Study blames vodka for Russian men's high death rate
Russian vodka (AFP)

Vodka was a key contributor to the high death rate of Russian men under 55, according to researchers who highlighted the near-immediate, life-extending benefits of cutting back.

The findings published in The Lancet medical journal add to the already vast body of evidence on the dangers of binge drinking.

Overall, a quarter of Russian men die before the age of 55. The equivalent death rate of British men was about seven percent.

For the study, researchers asked 151,000 Russians how much vodka they drank and then followed them for up to ten years, during which period 8,000 died.

Using a subgroup of some 57,000 men, all smokers, the team then determined "higher risks of death" among those who drank three or more half-litre bottles of vodka per week, than those who drank less than a bottle.

The death rate among 35-54-year-olds was 16 percent for less than a bottle a week, 20 percent for one to 2.9 bottles, and 35 percent for three or more bottles per week.

The causes for the excess mortality were mainly alcohol poisoning, accidents, violence, suicide and diseases like cancer.

" reinforces other evidence that vodka is a major cause of the high risk of premature death in Russian adults," said the study.

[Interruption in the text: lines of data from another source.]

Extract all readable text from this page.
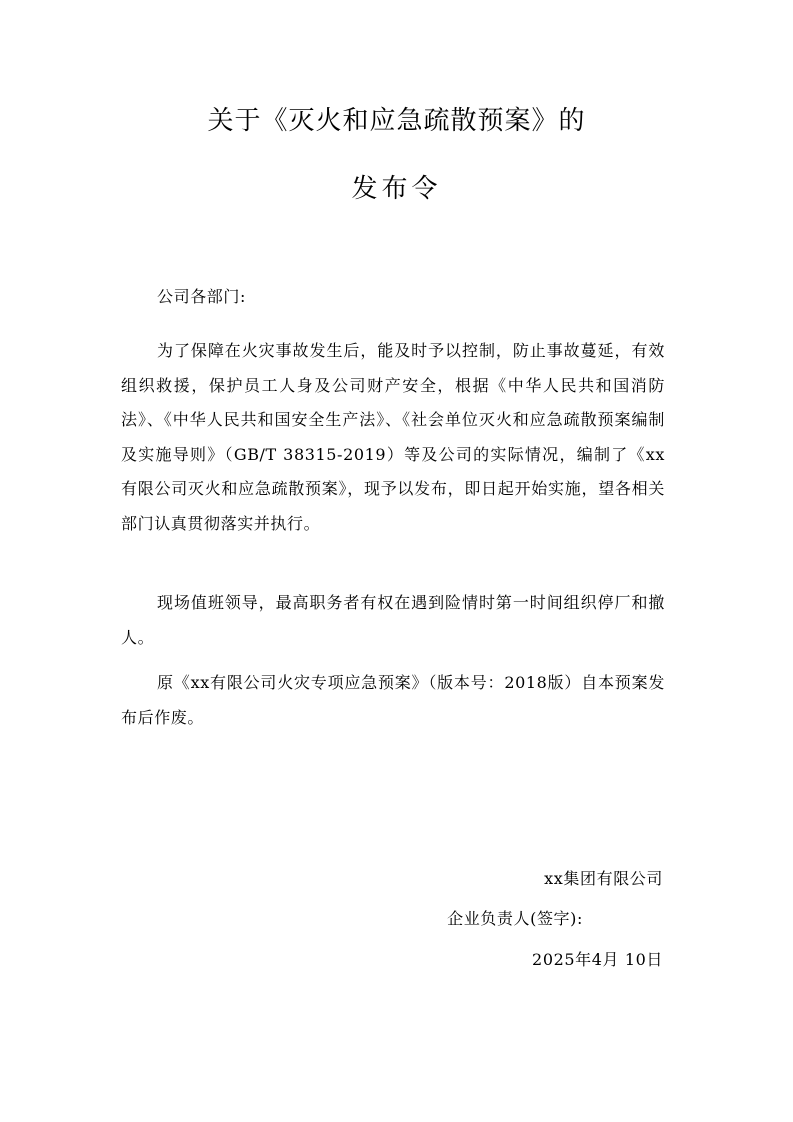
关于《灭火和应急疏散预案》的
发布令
公司各部门:

为了保障在火灾事故发生后，能及时予以控制，防止事故蔓延，有效组织救援，保护员工人身及公司财产安全，根据《中华人民共和国消防法》、《中华人民共和国安全生产法》、《社会单位灭火和应急疏散预案编制及实施导则》（GB/T 38315-2019）等及公司的实际情况，编制了《xx有限公司灭火和应急疏散预案》，现予以发布，即日起开始实施，望各相关部门认真贯彻落实并执行。

现场值班领导，最高职务者有权在遇到险情时第一时间组织停厂和撤人。

原《xx有限公司火灾专项应急预案》（版本号：2018版）自本预案发布后作废。

xx集团有限公司
企业负责人(签字):
2025年4月 10日
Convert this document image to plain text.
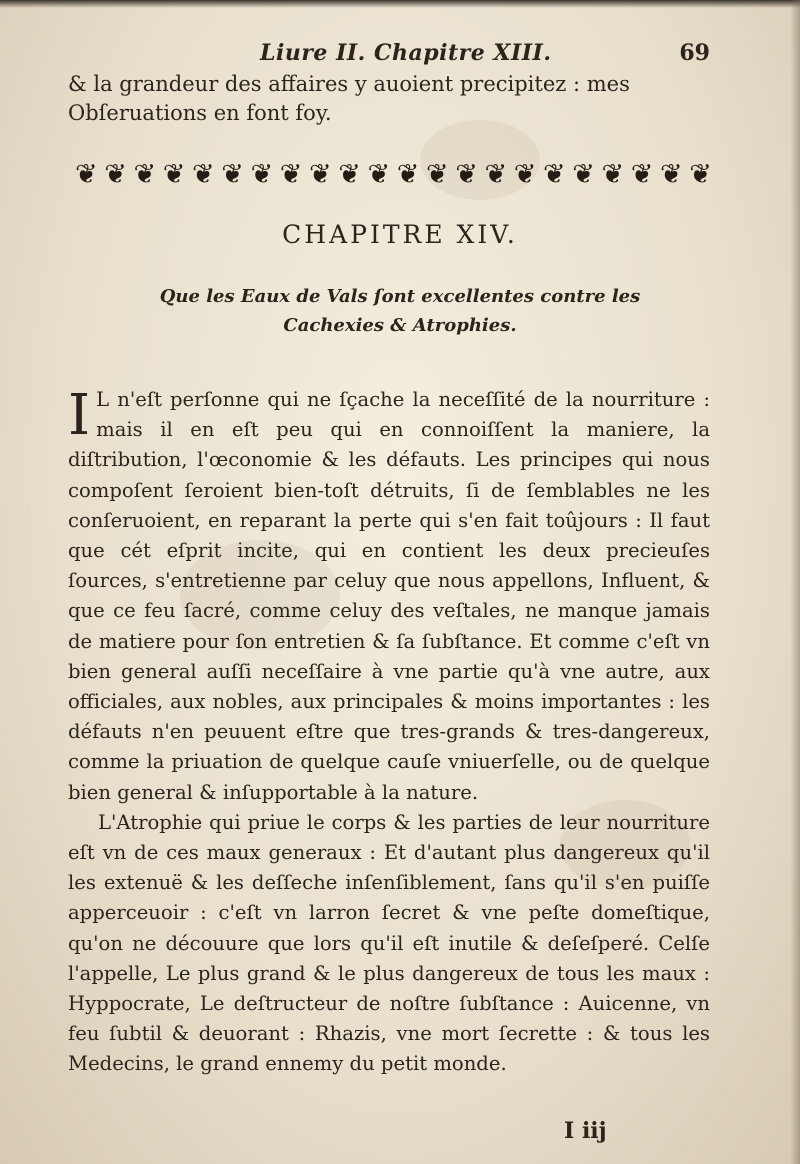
Liure II. Chapitre XIII.	69
& la grandeur des affaires y auoient precipitez : mes Obſeruations en font foy.
❦ ❦ ❦ ❦ ❦ ❦ ❦ ❦ ❦ ❦ ❦ ❦ ❦ ❦ ❦ ❦ ❦ ❦ ❦ ❦ ❦ ❦
CHAPITRE XIV.
Que les Eaux de Vals ſont excellentes contre les Cachexies & Atrophies.

I L n'eſt perſonne qui ne ſçache la neceſſité de la nourriture : mais il en eſt peu qui en connoiſſent la maniere, la diſtribution, l'œconomie & les défauts. Les principes qui nous compoſent ſeroient bien-toſt détruits, ſi de ſemblables ne les conſeruoient, en reparant la perte qui s'en fait toûjours : Il faut que cét eſprit incite, qui en contient les deux precieuſes ſources, s'entretienne par celuy que nous appellons, Influent, & que ce feu ſacré, comme celuy des veſtales, ne manque jamais de matiere pour ſon entretien & ſa ſubſtance. Et comme c'eſt vn bien general auſſi neceſſaire à vne partie qu'à vne autre, aux officiales, aux nobles, aux principales & moins importantes : les défauts n'en peuuent eſtre que tres-grands & tres-dangereux, comme la priuation de quelque cauſe vniuerſelle, ou de quelque bien general & inſupportable à la nature.

L'Atrophie qui priue le corps & les parties de leur nourriture eſt vn de ces maux generaux : Et d'autant plus dangereux qu'il les extenuë & les deſſeche inſenſiblement, ſans qu'il s'en puiſſe apperceuoir : c'eſt vn larron ſecret & vne peſte domeſtique, qu'on ne découure que lors qu'il eſt inutile & deſeſperé. Celſe l'appelle, Le plus grand & le plus dangereux de tous les maux : Hyppocrate, Le deſtructeur de noſtre ſubſtance : Auicenne, vn feu ſubtil & deuorant : Rhazis, vne mort ſecrette : & tous les Medecins, le grand ennemy du petit monde.

I iij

It found that health policy was also a factor -- under restrictions imposed by Mikhail Gorbachev alcohol consumption and death rates fell about 25 percent, rising again after the collapse of communism.

"Since the 2006 Russian alcohol policy reforms, the consumption of spirits has fallen by about a third and so has the risk of death before age 55, although that risk is still substantial," said a statement.

Study leader David Zaridze from the Russian Cancer Research Centre in Moscow said this finding illustrated that "people who drink spirits in hazardous ways greatly reduce their risk of premature death as soon as they stop".

In a comment on the study, Juergen Rehm from the Centre for Addiction and Mental Health in Toronto said the volume of alcohol consumed in Russia on its own could not explain the higher mortality.

"It is the combination of high overall volume with the specific pattern of episodic binges," he said.

"Since the average live expectancy from birth for men in Russia is still only 64 years, ranking among the lowest 50 countries in the world, more effective alcohol and tobacco policy measures are urgently needed."